Half a century before Ringo sang about a Yellow Submarine, American motor racing ace Barney Oldfield was flying around, and often winning, at the nation’s oval and dirt tracks in his Golden Submarine.

 A one-off for Oldfield built by legendary manufacturer Harry A. Miller, the Golden Submarine was not only unusual, but also ahead of its time. It was a car that would foreshadow some of Miller’s future race-winning designs.

After a friend and rival had been killed in an open cockpit car in 1916, Oldfield commissioned a closed car that he believed would keep the driver alive in the event of a crash. This was at a time, remember, when safety in racing was basically a joke and a minimal consideration in car design.

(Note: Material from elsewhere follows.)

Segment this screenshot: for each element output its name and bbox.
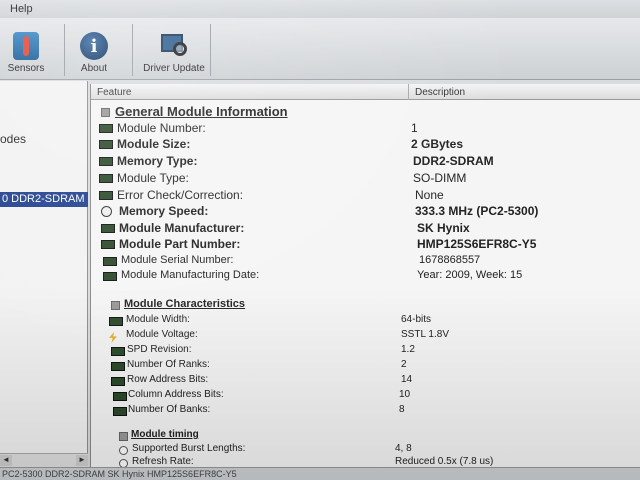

 To power the car, Miller fitted a 289 cubic inch inline-four that made extensive use of aluminum and had a single overhead camshaft, pretty exotic stuff at the time. The bodywork was reminiscent of the smaller submarines of the day, hence the name, and featured a streamlined teardrop shape and an exhaust that ran (probably to the extreme discomfort of the driver) through the cockpit and exited out the tail stinger.


Miller Golden Submarine rearview photo

Oldfield debuted the car in 1917 and did particularly well in it on dirt and oval tracks. Long board tracks were also very popular at the time, but the Miller Golden Submarine usually finished at the back of the pack at such events.

 Later in the year, Oldfield crashed the car in Springfield, Illinois, and was actually trapped in the thing as its only door had been jammed shut. Racing is a sport of short attention spans, and after that, Oldfield went back to open cockpit machines. The Golden Submarine was sold and then disappeared into obscurity.

Replicas of the Golden Submarine have been built, but the original does not survive. That’s a shame, because the engine Miller used in the car would influence ones he used to great success in later cars, including the one that would become the Offenhauser unit that dominated Indy, midget and sprint car racing for years.